Scenario 3: Query the Current Product Catalog

Simply filter by is_current = true — no need to write a time-range condition every time:

SELECT product_id, product_name, category, brand, price FROM doc_dim_products WHERE is_current = true ORDER BY category, product_id;

+----------+---------------------------+---------------------+----------+-------+ |product_id|product_name |category |brand |price | +----------+---------------------------+---------------------+----------+-------+ |P003 |Running Shoes |Health & Fitness |SpeedRun |389.00 | |P005 |Insulated Tumbler |Home & Living |ThermoKeep|89.00 | |P001 |Wireless Bluetooth Earbuds |Electronics |SoundMax |349.00 | |P006 |Smart Band |Electronics |SmartBand |199.00 | |P002 |Mechanical Keyboard |Computer Peripherals |KeyPro |459.00 | |P004 |Yoga Mat |Sports & Outdoors |FlexFit |128.00 | +----------+---------------------------+---------------------+----------+-------+

Scenario 4: Query the Full Change History for a Product

SELECT product_id, product_name, category, price, valid_from, valid_to, is_current FROM doc_dim_products WHERE product_id = 'P001' ORDER BY valid_from;

+----------+---------------------------+------------+-------+------------+------------+----------+ |product_id|product_name |category |price |valid_from |valid_to |is_current| +----------+---------------------------+------------+-------+------------+------------+----------+ |P001 |Wireless Bluetooth Earbuds |Electronics |299.00 |2026-01-01 |2026-05-28 |false | |P001 |Wireless Bluetooth Earbuds |Electronics |349.00 |2026-05-28 |NULL |true | +----------+---------------------------+------------+-------+------------+------------+----------+

The two rows fully reconstruct the price change history for P001: listed at 299 on 2026-01-01, repriced to 349 on 2026-05-28.

Clean Up Resources

DROP TABLE IF EXISTS doc_orders_fact; DROP TABLE IF EXISTS doc_dim_products;

Key Takeaways

  • The two-step approach is necessary: Singdata Lakehouse's MERGE INTO does not support WHEN NOT MATCHED BY SOURCE, so it is not possible to close old versions and insert new versions in a single statement.
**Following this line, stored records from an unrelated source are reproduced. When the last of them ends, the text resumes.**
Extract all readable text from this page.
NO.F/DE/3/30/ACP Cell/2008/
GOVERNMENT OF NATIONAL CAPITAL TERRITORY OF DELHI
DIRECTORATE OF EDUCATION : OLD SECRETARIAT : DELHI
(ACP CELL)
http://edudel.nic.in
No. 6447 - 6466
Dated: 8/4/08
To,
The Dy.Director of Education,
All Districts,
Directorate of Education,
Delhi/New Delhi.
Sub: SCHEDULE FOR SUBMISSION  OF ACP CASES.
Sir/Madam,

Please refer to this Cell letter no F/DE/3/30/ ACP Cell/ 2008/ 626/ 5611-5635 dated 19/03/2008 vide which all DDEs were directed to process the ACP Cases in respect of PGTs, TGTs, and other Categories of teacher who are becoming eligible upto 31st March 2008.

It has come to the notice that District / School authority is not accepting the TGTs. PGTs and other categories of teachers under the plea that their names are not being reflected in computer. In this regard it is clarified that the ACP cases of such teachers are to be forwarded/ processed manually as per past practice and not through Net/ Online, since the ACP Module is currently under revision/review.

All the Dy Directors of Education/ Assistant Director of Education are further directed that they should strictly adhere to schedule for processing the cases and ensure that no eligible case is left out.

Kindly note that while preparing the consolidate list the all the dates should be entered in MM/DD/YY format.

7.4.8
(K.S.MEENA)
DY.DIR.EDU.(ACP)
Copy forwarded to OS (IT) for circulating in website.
Step 1 uses MERGE to close old versions; Step 2 uses INSERT + JOIN to insert new versions.
  • Brand-new products only need Step 1: WHEN NOT MATCHED handles products that do not exist at all in the target table — Step 2 is not needed for them.
  • Time-range JOIN is the core mechanism: order_time >= valid_from AND (valid_to IS NULL OR order_time < valid_to) precisely identifies the version in effect at the time of the order, ensuring historical analysis is unaffected by subsequent changes.
  • is_current is a query accelerator: Querying the current catalog only requires WHERE is_current = true, avoiding the need to write a time-range condition every time. For time-range JOINs, you still need valid_from/valid_tois_current alone is not sufficient.